Comments: "I thought the depiction of the meeting between Mark Zuckerberg and Peter Theil was overly simplistic in the movie The Social Network," said John Kwan. CEO of VeriPic. "While I’ve never met Mr. Thiel personally, our funding did come from somebody close to him and I don’t believe getting an investment is as simple as getting a signed check.
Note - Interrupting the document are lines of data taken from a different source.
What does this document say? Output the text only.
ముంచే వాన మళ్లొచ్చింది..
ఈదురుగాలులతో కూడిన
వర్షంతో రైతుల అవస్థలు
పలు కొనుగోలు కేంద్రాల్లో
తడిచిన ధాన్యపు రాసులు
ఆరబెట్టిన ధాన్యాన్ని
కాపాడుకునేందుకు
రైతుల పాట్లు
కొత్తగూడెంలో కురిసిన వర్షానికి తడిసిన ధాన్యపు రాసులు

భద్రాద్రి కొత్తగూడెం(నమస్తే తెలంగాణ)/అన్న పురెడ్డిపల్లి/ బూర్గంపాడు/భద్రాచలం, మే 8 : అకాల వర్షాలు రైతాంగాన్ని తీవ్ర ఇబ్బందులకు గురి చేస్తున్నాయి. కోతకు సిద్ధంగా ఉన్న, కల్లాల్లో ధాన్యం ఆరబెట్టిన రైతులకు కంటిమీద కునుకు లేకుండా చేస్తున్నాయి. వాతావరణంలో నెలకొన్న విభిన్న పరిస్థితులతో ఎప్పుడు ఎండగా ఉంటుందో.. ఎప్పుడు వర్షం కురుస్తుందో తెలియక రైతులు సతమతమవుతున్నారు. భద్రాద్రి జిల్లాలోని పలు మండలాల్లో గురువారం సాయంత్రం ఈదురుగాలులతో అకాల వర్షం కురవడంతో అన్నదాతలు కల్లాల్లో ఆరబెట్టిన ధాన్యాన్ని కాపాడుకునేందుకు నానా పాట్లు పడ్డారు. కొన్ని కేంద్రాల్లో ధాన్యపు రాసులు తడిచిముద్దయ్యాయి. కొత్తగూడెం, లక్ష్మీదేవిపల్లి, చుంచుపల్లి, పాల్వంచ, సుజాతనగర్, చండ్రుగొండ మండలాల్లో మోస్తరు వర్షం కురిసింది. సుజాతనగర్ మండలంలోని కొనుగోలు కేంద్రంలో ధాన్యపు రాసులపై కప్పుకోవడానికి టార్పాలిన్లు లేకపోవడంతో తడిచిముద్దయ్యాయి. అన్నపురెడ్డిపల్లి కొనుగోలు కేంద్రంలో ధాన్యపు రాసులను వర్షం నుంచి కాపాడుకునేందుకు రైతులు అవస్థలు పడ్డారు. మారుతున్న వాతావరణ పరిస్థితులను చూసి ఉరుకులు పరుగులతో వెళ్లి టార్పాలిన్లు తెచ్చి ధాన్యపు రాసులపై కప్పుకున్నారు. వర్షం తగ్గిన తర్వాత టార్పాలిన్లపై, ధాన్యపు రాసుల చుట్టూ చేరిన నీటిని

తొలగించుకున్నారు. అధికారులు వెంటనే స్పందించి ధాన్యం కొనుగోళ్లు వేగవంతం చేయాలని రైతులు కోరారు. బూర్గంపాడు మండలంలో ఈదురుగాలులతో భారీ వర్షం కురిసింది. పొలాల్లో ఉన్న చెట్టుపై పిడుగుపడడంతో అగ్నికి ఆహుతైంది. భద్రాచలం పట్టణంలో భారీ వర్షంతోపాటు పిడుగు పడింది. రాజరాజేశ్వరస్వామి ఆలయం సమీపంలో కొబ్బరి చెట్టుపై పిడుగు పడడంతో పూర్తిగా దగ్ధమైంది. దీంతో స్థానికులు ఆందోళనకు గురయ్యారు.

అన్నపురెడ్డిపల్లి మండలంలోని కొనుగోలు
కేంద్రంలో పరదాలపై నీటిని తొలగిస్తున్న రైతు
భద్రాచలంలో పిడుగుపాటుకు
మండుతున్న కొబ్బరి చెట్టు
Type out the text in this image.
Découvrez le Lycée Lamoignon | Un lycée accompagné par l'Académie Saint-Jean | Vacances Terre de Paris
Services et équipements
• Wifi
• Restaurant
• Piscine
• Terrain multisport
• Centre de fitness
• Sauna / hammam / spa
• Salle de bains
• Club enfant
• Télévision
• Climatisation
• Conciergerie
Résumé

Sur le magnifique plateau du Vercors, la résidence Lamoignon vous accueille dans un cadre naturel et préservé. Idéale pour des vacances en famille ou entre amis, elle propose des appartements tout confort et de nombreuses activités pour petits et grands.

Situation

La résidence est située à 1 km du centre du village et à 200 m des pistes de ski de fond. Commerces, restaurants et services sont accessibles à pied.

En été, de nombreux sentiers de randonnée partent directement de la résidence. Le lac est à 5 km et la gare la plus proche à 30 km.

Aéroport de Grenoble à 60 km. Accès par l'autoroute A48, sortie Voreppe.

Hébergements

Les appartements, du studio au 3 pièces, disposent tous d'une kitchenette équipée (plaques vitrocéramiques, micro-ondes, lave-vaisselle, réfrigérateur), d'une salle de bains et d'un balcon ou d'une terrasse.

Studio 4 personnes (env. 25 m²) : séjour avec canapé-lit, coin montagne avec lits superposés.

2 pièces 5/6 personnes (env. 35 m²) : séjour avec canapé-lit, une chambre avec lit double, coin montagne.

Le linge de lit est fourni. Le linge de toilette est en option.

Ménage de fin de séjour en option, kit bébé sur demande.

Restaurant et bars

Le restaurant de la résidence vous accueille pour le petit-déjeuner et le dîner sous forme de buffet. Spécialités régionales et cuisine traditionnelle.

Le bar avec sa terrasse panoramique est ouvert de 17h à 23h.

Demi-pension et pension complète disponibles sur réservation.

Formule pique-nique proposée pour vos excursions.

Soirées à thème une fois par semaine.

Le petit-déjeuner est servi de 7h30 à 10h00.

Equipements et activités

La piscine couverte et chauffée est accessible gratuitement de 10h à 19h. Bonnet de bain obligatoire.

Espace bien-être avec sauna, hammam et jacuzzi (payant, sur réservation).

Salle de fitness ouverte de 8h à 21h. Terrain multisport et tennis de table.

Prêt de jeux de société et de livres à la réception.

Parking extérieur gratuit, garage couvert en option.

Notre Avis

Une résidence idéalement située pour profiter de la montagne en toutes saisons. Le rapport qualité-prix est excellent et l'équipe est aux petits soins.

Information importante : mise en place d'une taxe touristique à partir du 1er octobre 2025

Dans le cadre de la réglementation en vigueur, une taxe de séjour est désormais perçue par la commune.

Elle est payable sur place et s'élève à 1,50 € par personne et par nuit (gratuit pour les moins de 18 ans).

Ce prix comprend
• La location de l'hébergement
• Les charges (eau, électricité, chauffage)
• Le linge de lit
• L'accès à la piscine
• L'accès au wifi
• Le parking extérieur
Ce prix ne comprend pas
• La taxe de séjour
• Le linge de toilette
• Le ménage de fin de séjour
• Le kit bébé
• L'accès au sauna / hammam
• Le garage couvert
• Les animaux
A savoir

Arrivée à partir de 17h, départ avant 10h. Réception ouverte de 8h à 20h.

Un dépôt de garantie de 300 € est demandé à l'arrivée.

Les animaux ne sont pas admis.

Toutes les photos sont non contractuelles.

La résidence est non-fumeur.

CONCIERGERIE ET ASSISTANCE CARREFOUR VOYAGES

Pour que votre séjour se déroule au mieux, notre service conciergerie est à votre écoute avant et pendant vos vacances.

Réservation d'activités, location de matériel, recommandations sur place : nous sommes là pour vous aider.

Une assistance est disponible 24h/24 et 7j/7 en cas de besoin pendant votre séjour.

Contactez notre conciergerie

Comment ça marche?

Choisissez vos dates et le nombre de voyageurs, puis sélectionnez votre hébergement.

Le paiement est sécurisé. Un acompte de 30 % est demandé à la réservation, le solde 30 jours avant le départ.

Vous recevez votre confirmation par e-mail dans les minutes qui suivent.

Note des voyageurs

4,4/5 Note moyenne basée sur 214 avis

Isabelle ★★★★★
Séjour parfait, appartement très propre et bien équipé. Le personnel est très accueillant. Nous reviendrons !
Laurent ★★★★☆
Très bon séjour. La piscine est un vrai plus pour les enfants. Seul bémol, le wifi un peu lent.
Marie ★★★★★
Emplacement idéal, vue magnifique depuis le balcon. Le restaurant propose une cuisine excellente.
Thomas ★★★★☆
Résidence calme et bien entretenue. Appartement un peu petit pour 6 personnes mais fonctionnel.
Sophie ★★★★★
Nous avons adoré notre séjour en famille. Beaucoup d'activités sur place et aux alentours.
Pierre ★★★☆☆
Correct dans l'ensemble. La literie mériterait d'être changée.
That defies reality as we’ve experienced it."
"In The Social Network, faux-Zuckerberg takes hardly any time in writing some code that instantly starts a chain reaction with everyone posting pictures at Harvard," said Jessica Mah, CEO of accounting software and services company InDinero. "The real version would have had Mark sitting at his computer for back to back to back endless days just cranking; but Hollywood makes it look like it was done in the time you'd fill out a shopping list."
Description: Film in which Ashton Kutcher plays Steve Jobs.
Premiere: August 16, 2013.
Comments: "I thought it was OK but I didn't think there was anything remarkable," Yim said.
"Tame is the best word I can think of to describe Jobs," Mah said. "All of the scenes with the team working at the parents' garage had to have been super watered down."
Big Bang Theory
Description: TV series in which quirky -- OK, downright strange -- CalTech physicists, an aerospace engineer, and an astrophysicist stand in contrast to a waitress and aspiring actress who eventually becomes a pharmaceutical sales rep.
Premiere: September 24, 2007, still in production.
Comments: "Most TV shows about technology are terrible," said Andy Dean, CEO of ConnectPal.com. "Big Bang Theory is silly and stupid."
"I love Big Bang Theory!" Howard said.
Description: A renowned psychologist, whose patient database was hacked, somehow joins the FBI and heads a team of cybercrime investigators, not all of whom know anything about computers. This is another spin-off of the CBS series about crime scene investigation teams.
Premiere: March 4, 2015, still in its first season.
Comments: "This is supposed to be the FBI's elite cyber unit and the person they have in charge of it is not a computer person," Howard said. "Her number two is not a computer person. Her number three is a bearded Unix guy. The next two are kids they took off the street that they're trying to rehabilitate. That's the elite squad."
No one else interviewed by Fortune even mentioned the show, suggesting that the love/hate relationship hasn't even hit the virtual level.